Once confined to kids’ rec rooms and dumpy daycare centers, bean bag chairs became the epitome of cool at Bottega Veneta’s Milan fashion week show Saturday.
The items were set out for celebrity guests to sit on during the show — but the haute fashion house is also selling them online for up to $10,000.
According to the Bottega Veneta website, the “limited edition” bean bag chairs are available for pre-order and fashionistas are already forking out five figures to get their hands — and their butts — on one.
Crafted from luxe napa leather, the chairs are designed in the shape of 15 different animals, including dogs, cats, birds and snakes, and are intended to “evoke creativity, wonder and boundless imagination.”
Bottega Veneta’s creative director Matthieu Blazy told Vogue that the animal designs were inspired by the story of Noah’s ark.

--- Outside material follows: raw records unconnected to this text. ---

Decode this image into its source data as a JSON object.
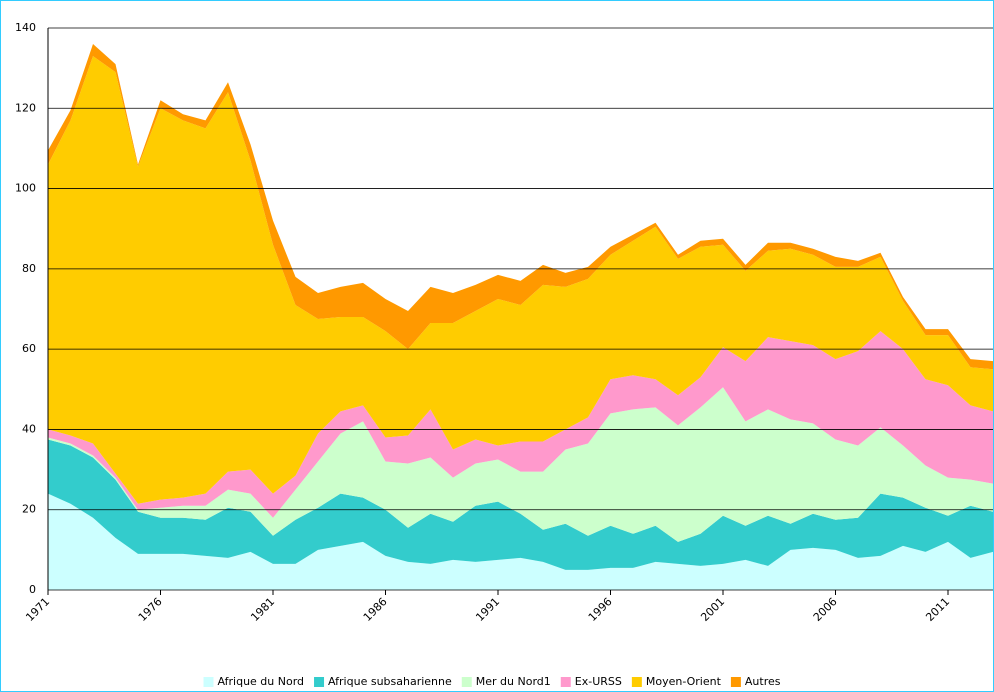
{
  "chart_data": {
    "type": "stacked_area",
    "x": [
      1971,
      1972,
      1973,
      1974,
      1975,
      1976,
      1977,
      1978,
      1979,
      1980,
      1981,
      1982,
      1983,
      1984,
      1985,
      1986,
      1987,
      1988,
      1989,
      1990,
      1991,
      1992,
      1993,
      1994,
      1995,
      1996,
      1997,
      1998,
      1999,
      2000,
      2001,
      2002,
      2003,
      2004,
      2005,
      2006,
      2007,
      2008,
      2009,
      2010,
      2011,
      2012,
      2013
    ],
    "xlim": [
      1971,
      2013
    ],
    "xticks": [
      1971,
      1976,
      1981,
      1986,
      1991,
      1996,
      2001,
      2006,
      2011
    ],
    "ylim": [
      0,
      140
    ],
    "yticks": [
      0,
      20,
      40,
      60,
      80,
      100,
      120,
      140
    ],
    "grid": true,
    "legend": "bottom",
    "series": [
      {
        "name": "Afrique du Nord",
        "color": "#ccffff",
        "values": [
          24,
          21.5,
          18,
          13,
          9,
          9,
          9,
          8.5,
          8,
          9.5,
          6.5,
          6.5,
          10,
          11,
          12,
          8.5,
          7,
          6.5,
          7.5,
          7,
          7.5,
          8,
          7,
          5,
          5,
          5.5,
          5.5,
          7,
          6.5,
          6,
          6.5,
          7.5,
          6,
          10,
          10.5,
          10,
          8,
          8.5,
          11,
          9.5,
          12,
          8,
          9.5
        ]
      },
      {
        "name": "Afrique subsaharienne",
        "color": "#33cccc",
        "values": [
          13.5,
          14.5,
          15,
          14.5,
          10.5,
          9,
          9,
          9,
          12.5,
          10,
          7,
          11,
          10.5,
          13,
          11,
          11.5,
          8.5,
          12.5,
          9.5,
          14,
          14.5,
          11,
          8,
          11.5,
          8.5,
          10.5,
          8.5,
          9,
          5.5,
          8,
          12,
          8.5,
          12.5,
          6.5,
          8.5,
          7.5,
          10,
          15.5,
          12,
          11,
          6.5,
          13,
          10
        ]
      },
      {
        "name": "Mer du Nord1",
        "color": "#ccffcc",
        "values": [
          0.5,
          0.5,
          0.5,
          0.5,
          0.5,
          2.5,
          3,
          3.5,
          4.5,
          4.5,
          4.5,
          7.5,
          11.5,
          15,
          19,
          12,
          16,
          14,
          11,
          10.5,
          10.5,
          10.5,
          14.5,
          18.5,
          23,
          28,
          31,
          29.5,
          29,
          31.5,
          32,
          26,
          26.5,
          26,
          22.5,
          20,
          18,
          16.5,
          13,
          10.5,
          9.5,
          6.5,
          7
        ]
      },
      {
        "name": "Ex-URSS",
        "color": "#ff99cc",
        "values": [
          2,
          2,
          3,
          1,
          1.5,
          2,
          2,
          3,
          4.5,
          6,
          6,
          3.5,
          7,
          5.5,
          4,
          6,
          7,
          12,
          7,
          6,
          3.5,
          7.5,
          7.5,
          5,
          6.5,
          8.5,
          8.5,
          7,
          7.5,
          7.5,
          10,
          15,
          18,
          19.5,
          19.5,
          20,
          23.5,
          24,
          24,
          21.5,
          23,
          18.5,
          18
        ]
      },
      {
        "name": "Moyen-Orient",
        "color": "#ffcc00",
        "values": [
          66,
          78.5,
          96.5,
          100,
          84,
          97.5,
          94,
          91,
          94.5,
          77,
          62,
          42.5,
          28.5,
          23.5,
          22,
          26.5,
          21.5,
          21.5,
          31.5,
          32,
          36.5,
          34,
          39,
          35.5,
          34.5,
          31,
          33.5,
          38,
          34,
          32.5,
          25.5,
          22.5,
          21.5,
          23,
          22.5,
          23,
          21,
          18.5,
          12,
          11,
          12.5,
          9.5,
          10.5
        ]
      },
      {
        "name": "Autres",
        "color": "#ff9900",
        "values": [
          3.5,
          2.5,
          3,
          2,
          0.5,
          2,
          1.5,
          2,
          2.5,
          4,
          6,
          7,
          6.5,
          7.5,
          8.5,
          8,
          9.5,
          9,
          7.5,
          6.5,
          6,
          6,
          5,
          3.5,
          3,
          2,
          1.5,
          1,
          1,
          1.5,
          1.5,
          1.5,
          2,
          1.5,
          1.5,
          2.5,
          1.5,
          1,
          1,
          1.5,
          1.5,
          2,
          2
        ]
      }
    ]
  }
}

“It was the idea of the ark: a joyful world with a sense of wonder, populated by friendly companions that make you smile and say ‘Wow,’ ” Blazy told the publication.
“Crafted entirely in leather, they sit low to the ground, so you have a different perspective when you sit on them,” he continued. “They are both joyful and comfortable!”
A-listers who attend fashion shows are usually forced to sit on uncomfortable benches, so the bean bag chairs may have been sweet relief.
But several celebs at the Bottega show still looked less than comfy as they reclined in the front row.
“Saltburn” heartthrob Jacob Elordi — who is 6-foot-5 — had to leave his legs out as he sat on a low-lying chair.
Julianne Moore, meanwhile, sat cross-legged on what appeared to be the “otter” of the bean bags.
The Bottega bean bags are intended to complement the brand’s new clothing collection, “WOW!”
On the runway, furry-looking garments — including fringed headpieces and hemlines with tassels — appeared alongside animal motifs.
Additionally, oversized suiting also conquered the catwalk, creating the illusion of a kid playing dress-up in their parent’s wardrobe.